INHF calls this continuing relationship with the land “land stewardship” — the act of looking after, restoring and aiding the land to be its healthiest and most resilient. At INHF, the land stewardship department — assisted by eager INHF volunteers, interns and staff — are the caretakers of some of Iowa’s special places.
“My primary goal as land stewardship director is to ensure that the lands INHF owns or has worked to permanently protect are stewarded in a way that embodies healthy, native ecosystems in Iowa,” said Ryan Schmidt. “We’re always listening to the land, learning about it and adjusting our work to guide it toward its healthiest version.”
Each piece of land INHF stewards has a management plan unique to its specific features and landscapes, guided by modern research and experience. But much of the stewardship team’s work is guided by the land itself, whether wild land, agricultural land or a combination of both.
“The management plan provides a framework for future work but is certainly not the ‘end all be all,’” said Schmidt. “We are continuously updating and changing our plans, simply because the land is leading us in a different direction. In our quest for understanding the lands that we steward, we realize that we must stay flexible. Something we thought may work in the past may not be the best option in the future.”

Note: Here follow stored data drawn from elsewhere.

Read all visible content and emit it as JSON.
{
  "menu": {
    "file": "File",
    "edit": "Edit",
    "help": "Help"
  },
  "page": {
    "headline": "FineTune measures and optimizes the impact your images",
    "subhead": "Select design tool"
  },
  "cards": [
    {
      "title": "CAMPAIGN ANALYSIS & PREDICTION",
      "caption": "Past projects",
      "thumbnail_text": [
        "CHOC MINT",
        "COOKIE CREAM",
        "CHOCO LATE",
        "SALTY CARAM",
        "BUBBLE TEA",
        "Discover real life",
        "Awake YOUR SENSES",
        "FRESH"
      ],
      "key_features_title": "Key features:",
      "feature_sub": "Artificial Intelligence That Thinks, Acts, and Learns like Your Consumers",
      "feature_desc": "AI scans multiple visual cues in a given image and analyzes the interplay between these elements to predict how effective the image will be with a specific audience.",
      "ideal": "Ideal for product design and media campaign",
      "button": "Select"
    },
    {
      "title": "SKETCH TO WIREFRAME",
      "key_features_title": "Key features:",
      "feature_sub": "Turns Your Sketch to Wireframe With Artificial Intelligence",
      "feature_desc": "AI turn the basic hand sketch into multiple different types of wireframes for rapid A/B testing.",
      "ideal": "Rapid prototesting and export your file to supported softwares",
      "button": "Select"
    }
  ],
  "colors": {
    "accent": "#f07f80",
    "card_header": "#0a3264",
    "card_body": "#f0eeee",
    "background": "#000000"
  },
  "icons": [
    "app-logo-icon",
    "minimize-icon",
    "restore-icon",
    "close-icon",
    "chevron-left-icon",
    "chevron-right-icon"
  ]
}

INHF employs many stewardship practices to help restore or maintain the health of the land. Those practices include using prescribed fire, managing invasive plant species and natural grazing. They strive to be as non- intrusive as possible, following the pace and processes that nature is familiar with. Human influence, from Schmidt’s perspective, should only be felt in service to the land.
“Our goal is to work with the land, not just on it,” said Schmidt. “We look at land management a bit differently. We ask, ‘How can we connect with or become a part of the land in a way that provides for the best interest of the land?’ Stewardship is not about putting our human preferences or personal goals for a property first, but rather working with the land to better understand its needs. We’re not looking to force man-made solutions on land that may know how to care for itself better than we do.”
In the end, stewarding lands is about learning our place in a larger ecosystem and encouraging Iowans to discover a connection with the land.
“Every day, we attempt to help people connect and understand the world around us through the work that we do, through volunteer events or our internship program,” said Schmidt. “I’m always learning and dreaming when I’m on the land, and we’re asking ‘How do we help people to believe that nature is part of all of us, it is in our blood’? Only when we discover our personal connection to the land can we care for it in the best way.”